The Chinese central bank has unveiled another cut to the required reserve ratio less than a week after the start of the new year.
On 4 January the People’s Bank of China (PBOC) announced that it would reduce the required reserve ratio for Chinese financial institutions by 1 percentage point, to be implemented in the form of two 0.5 percentage point cuts scheduled for 15 January and 25 January.
PBOC also said that it would not be rolling over the medium-term lending facilities (MLF) – one of its key open market operations tools, that are scheduled to mature in the first quarter of 2019.
PBOC told domestic media that it expects the required reserve cut to release 1.5 trillion yuan in funds, for a net release of 800 billion yuan in long-term funds given the suspension of MLF that are due in the first quarter.
“This arrangement will basically offset the liquidity fluctuations caused by cash releases in the lead up to the Chinese New Year, and be of benefit to expanding the vigour of support provided by financial institutions to small and micro-enterprises and private enterprises.”

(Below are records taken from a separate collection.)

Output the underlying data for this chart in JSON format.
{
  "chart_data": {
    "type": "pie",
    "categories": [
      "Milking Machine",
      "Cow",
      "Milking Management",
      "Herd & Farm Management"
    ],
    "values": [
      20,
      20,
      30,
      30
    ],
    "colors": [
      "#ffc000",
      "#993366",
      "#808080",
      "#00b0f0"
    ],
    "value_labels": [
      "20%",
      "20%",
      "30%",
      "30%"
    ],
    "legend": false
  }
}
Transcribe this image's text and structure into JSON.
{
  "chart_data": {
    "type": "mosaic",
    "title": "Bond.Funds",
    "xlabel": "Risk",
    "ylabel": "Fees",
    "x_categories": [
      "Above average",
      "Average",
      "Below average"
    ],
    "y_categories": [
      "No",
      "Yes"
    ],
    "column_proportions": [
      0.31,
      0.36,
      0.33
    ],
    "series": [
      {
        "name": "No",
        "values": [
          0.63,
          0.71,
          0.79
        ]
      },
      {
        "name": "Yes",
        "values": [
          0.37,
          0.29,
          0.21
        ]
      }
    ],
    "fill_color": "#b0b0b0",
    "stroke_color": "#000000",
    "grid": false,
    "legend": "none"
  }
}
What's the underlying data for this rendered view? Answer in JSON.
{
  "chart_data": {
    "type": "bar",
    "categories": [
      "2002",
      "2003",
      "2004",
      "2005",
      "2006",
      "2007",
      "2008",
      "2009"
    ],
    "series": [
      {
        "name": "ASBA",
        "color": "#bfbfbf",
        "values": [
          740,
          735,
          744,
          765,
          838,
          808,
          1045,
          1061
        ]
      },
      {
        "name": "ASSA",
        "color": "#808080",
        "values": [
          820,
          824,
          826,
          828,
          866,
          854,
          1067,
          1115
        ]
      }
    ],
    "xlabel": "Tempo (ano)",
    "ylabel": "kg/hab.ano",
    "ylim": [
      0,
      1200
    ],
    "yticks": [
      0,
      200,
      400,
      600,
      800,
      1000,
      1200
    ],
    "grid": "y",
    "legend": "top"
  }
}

According to PBOC the move will “further support growth of the real economy, optimise the liquidity structure and reduce financing costs.”
“PBOC will continue to implement stable monetary policy, maintain moderate elasticity, refrain from engaging in in flood-style irrigation, focus on targeted adjustments, maintain rationally ample liquidity, maintain rationally ample growth in monetary credit and total social financing; stabilise macro-leverage, and focus on internal and external balance, in order to create an appropriate monetary and financial environment for high-quality growth and supply-side structural reforms.”